Ohuruogu, who is 27, ran 49.62 seconds when she won her Olympic title and 49.61 when she won her world title in 2009. She has broken 51secs only three times in the last two years. If she can recapture anything close to her best form, she could help push the relay team up from the fourth place they took at the World Championships and on to the Olympic podium, and that would give van Commenee a huge boost in his hunt for those eight medals he has said his team will deliver.

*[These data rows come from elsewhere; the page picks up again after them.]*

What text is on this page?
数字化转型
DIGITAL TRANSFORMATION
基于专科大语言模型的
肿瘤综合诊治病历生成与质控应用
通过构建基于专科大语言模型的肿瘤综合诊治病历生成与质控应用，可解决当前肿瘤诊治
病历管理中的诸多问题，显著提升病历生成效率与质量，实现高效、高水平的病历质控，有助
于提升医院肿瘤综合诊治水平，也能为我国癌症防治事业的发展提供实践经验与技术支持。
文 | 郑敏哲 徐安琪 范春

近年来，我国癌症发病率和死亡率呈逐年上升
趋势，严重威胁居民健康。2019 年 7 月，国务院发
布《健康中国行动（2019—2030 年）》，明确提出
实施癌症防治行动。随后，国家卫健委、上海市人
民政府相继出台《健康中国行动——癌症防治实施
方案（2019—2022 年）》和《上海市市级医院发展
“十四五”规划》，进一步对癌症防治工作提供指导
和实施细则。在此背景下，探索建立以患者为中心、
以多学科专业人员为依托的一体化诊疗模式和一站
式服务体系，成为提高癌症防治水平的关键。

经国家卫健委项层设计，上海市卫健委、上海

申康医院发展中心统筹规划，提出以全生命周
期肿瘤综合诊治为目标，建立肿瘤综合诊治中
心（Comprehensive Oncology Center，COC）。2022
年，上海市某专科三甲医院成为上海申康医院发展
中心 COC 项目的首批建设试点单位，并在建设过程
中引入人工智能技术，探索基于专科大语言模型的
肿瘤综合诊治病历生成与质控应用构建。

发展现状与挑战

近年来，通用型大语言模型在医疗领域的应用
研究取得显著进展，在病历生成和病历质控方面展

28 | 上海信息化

Van Commenee says the world indoors are "a useful event to get information from but not the beginning and end of all things". For the relay squads, though, these championships matter a little more than that. "This is a really good opportunity to have the girls together and see how far off we are from the three nations that usually dominate the event, the United States, Jamaica and Russia. It is important to have the athletes together who have to do the damage half a year from now." He will use similar thinking for the European Championships in Helsinki at the end of June, when the relay squads will be one of the few components of the team that is at full strength. With their history of blunders and baton-drops, they need all the opportunities they can get for practice.

Otherwise the aspect of Istanbul that intrigues Van Commenee the most will be watching how the younger athletes get on. He picked out the high jumper Robbie Grabarz, who has cleared 2.34m this season, 800m runners Andrew Osagie and Joe Thomas and the pole vaulter Holly Bleasdale as athletes whom he would be watching closely to see how they cope with the pressures of a major international meeting. The sprinter Jodie Williams, who has earned her place only because the UK indoor champion Jeanette Kwakye is injured, is another who could make a breakthrough.

Great Britain team

Men 60m Dwain Chambers, *Andy Robertson; 400m Nigel Levine, Richard Buck; 800m Joe Thomas, Andrew Osagie; 1500m Lewis Moses, James Brewer; 3,000m Mo Farah; 60m hurdles Andy Pozzi;

High jump Samson Oni, Robbie Grabarz; Pole vault Steve Lewis, *Andrew Sutcliffe; Long jump *JJ Jegede; 4x400m Nigel Levine, Richard Buck, Conrad Williams, Michael Bingham, James Forman, Luke Lennon Ford. Women 60m Asha Philip, Jodie Williams; 400m Shana Cox, Nadine Okyere; 800m Marilyn Okoro; 3,000m Helen Clitheroe; 60m hurdles Tiffany Porter; Pole vault Holly Bleasdale, Katie Byres; Long jump Shara Proctor; Triple jump Yamile Aldama; Pentathlon Jessica Ennis; 4x400m Shana Cox, Nadine Okyere, Nicola Sanders, Christine Ohuruogu, Perri Shakes-Drayton, Laura Langowski.